O SONHO DE ZÉ CACHAÇA

Nos Versos de Paulo Moura(*)

José Francisco de Oliveira, cabra-macho da região do Cariri. Destemido, trabalhador, casado com dona Itelvina, mulher de fibra, honesta, fiel ao marido, que  por um trisquin de nada, por causa de uma “branquinha marvada” quase desmantela seu casamento.

É como diz o poeta cordelista Paulo Moura:

“A cachaça é um produto

Que muita gente aprecia

Tem quem goste tanto dela

Que consome todo dia

Mas se não tiver cuidado

E não beber controlado

O cabra entra em ruína

Se dela não se afastar

Vai viver de bar em bar

Parando em cada esquina”

Pois foi isso que aconteceu com o José Francisco. De tanto beber recebeu o apelido de Zé Cachaça.  Exagerava  até perder  o caminho da sua casa.

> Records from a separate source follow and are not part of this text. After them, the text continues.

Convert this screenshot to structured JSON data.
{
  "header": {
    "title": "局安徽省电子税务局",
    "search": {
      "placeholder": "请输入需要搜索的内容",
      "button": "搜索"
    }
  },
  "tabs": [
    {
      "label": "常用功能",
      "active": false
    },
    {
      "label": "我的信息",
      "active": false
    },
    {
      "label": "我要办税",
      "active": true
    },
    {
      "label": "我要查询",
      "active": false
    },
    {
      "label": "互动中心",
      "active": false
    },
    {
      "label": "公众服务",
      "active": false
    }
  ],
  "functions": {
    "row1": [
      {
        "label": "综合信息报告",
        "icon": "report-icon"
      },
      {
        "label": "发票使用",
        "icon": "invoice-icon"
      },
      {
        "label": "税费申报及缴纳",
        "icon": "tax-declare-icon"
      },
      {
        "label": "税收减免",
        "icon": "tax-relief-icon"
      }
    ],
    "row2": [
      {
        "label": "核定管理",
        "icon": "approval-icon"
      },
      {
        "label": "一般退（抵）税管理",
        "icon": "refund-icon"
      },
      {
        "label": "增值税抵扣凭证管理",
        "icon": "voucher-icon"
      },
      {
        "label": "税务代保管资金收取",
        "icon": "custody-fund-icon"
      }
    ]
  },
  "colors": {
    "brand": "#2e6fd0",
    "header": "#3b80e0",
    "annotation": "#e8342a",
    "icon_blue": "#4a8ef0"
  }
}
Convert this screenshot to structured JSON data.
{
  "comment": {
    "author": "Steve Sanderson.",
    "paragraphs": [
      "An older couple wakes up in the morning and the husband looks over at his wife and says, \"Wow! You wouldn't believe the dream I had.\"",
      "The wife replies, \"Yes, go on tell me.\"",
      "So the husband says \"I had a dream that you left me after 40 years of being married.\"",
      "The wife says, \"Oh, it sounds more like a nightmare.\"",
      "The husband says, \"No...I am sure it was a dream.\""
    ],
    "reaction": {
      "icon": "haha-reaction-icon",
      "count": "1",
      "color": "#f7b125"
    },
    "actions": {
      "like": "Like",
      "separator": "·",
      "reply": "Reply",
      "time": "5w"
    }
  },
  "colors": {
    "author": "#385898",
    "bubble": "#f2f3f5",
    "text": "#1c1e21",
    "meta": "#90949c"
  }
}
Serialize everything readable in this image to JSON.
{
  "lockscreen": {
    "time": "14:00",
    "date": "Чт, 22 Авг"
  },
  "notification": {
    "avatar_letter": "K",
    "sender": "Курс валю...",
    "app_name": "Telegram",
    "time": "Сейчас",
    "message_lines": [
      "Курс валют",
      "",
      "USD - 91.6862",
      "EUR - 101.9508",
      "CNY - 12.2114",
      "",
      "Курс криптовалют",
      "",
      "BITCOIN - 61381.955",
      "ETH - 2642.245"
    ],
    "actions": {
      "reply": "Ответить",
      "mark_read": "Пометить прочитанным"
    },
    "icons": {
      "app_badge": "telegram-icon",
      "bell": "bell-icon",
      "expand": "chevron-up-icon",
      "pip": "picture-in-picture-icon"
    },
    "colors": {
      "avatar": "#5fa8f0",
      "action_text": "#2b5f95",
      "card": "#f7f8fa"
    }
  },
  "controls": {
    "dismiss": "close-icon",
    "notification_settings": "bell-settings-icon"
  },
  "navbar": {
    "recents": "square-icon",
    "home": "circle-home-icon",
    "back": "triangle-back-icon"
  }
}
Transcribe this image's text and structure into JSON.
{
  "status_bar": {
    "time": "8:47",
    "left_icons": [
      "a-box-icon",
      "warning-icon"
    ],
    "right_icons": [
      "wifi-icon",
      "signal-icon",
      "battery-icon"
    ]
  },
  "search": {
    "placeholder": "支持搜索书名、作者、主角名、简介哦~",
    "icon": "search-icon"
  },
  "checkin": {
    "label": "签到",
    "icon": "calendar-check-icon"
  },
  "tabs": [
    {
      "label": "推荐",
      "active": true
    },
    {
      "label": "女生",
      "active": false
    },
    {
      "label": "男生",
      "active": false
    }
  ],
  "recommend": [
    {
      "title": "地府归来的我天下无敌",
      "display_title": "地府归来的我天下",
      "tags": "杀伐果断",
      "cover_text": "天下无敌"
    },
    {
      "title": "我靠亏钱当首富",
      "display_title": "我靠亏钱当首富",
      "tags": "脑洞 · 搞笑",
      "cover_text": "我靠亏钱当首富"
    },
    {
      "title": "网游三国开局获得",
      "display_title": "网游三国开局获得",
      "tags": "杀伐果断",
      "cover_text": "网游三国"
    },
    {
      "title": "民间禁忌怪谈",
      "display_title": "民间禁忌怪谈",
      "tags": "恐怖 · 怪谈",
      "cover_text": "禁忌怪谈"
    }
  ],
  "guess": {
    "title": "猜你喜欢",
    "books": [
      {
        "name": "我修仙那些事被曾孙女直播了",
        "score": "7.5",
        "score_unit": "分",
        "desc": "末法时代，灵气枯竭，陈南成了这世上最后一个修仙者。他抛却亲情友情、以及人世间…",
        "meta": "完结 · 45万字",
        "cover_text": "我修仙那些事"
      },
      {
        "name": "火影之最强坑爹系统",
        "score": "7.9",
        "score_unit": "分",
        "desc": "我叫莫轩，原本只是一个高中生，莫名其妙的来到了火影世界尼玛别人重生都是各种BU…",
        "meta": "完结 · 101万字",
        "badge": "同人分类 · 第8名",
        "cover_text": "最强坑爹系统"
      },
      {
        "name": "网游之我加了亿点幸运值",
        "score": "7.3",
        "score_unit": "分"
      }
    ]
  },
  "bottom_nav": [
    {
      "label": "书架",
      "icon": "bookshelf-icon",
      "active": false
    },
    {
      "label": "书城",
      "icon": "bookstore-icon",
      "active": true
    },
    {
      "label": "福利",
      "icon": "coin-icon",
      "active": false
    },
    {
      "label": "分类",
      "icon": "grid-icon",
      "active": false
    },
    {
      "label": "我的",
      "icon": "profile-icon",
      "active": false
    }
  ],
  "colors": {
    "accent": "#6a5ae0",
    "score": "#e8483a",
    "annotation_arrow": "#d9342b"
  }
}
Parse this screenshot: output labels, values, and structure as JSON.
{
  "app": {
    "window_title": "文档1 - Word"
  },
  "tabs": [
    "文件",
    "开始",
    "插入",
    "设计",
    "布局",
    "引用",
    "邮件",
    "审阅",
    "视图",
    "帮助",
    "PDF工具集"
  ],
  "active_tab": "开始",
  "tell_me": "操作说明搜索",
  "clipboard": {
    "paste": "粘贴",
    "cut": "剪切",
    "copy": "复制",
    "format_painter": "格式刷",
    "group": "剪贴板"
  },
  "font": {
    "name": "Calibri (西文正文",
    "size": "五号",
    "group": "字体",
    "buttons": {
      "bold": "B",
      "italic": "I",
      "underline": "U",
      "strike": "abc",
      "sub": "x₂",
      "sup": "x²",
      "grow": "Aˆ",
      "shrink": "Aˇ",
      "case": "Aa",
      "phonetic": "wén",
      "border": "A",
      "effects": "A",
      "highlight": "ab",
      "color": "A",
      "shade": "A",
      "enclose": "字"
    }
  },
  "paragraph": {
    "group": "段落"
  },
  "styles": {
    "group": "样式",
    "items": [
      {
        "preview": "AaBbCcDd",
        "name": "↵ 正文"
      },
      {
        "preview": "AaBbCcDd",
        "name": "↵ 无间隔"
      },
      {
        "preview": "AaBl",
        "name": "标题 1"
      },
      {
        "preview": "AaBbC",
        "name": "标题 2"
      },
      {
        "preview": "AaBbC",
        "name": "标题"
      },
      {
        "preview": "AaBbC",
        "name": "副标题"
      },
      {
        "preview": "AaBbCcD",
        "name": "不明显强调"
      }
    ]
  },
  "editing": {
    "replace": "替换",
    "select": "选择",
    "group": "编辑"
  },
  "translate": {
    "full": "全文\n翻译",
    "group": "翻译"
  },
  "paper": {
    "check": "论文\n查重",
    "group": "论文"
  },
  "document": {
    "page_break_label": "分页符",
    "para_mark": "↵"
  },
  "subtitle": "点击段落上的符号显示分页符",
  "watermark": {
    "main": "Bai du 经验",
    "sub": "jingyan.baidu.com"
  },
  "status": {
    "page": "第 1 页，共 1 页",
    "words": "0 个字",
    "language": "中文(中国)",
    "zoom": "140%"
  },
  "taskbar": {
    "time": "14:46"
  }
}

Numa dessas vezes de exagero etílico, e com medo de levar uma sova de dona Itelvina, Zé cachaça chega em casa de fininho,  e corre  direto, sem fazer qualquer barulho, para sua alcova. Como descreve Paulo Moura:

“Uma vez passou da conta

Pois bebera em demasia

Chegou em casa à noitinha

Foi logo pra a camarinha

Pra a mulher não reclamar

E porque tava cansado

Se deitou, virou pro lado

E pegou logo a sonhar”

E quando nosso personagem acordou, e não viu a mulher deitada na cama, ao seu lado, como era o costume, ficou “brabo”!  Em vez de encontrar com dona Itelvina, adivinhem quem o Zé Cachaça encontra  dentro da sua casa?

“Levantou-se assustado

Esbarrou num véi barbado

E foi logo perguntando:

Não vi o senhor entrar?

O que é que faz no meu lar?

Vá logo se explicando!”

Então o velho barbado explica ao Zé que ele havia morrido.

“O homem, de terno branco

E um cajado de cêdro

Falou para Zé Cachaça:

Não temas, que eu sou São Pedro!

E este lar não é o seu

Pois você hoje morreu

E como não tem maldade

E foi um bom tabaréu

Vai morar aqui no céu

Por toda eternidade…”

Zé Cachaça então deu pra trás!  Não queria acreditar que tivesse morrido. Pediu então a São Pedro que falasse lá com o Nosso Senhor para lhe devolver a vida e prometia redimir-se do tal vício da embriaguez.

“Me ajude por favor

Peça pra Nosso Senhor

A vida me devolver

Se o bom Deus fizer isso

Eu juro por Padre Ciço

Que eu nunca mais vou beber!”

Então são Pedro disse-lhe que ele poderia voltar à terra, porém não mais na figura humana,  mas sim sendo uma galinha ou uma cadela.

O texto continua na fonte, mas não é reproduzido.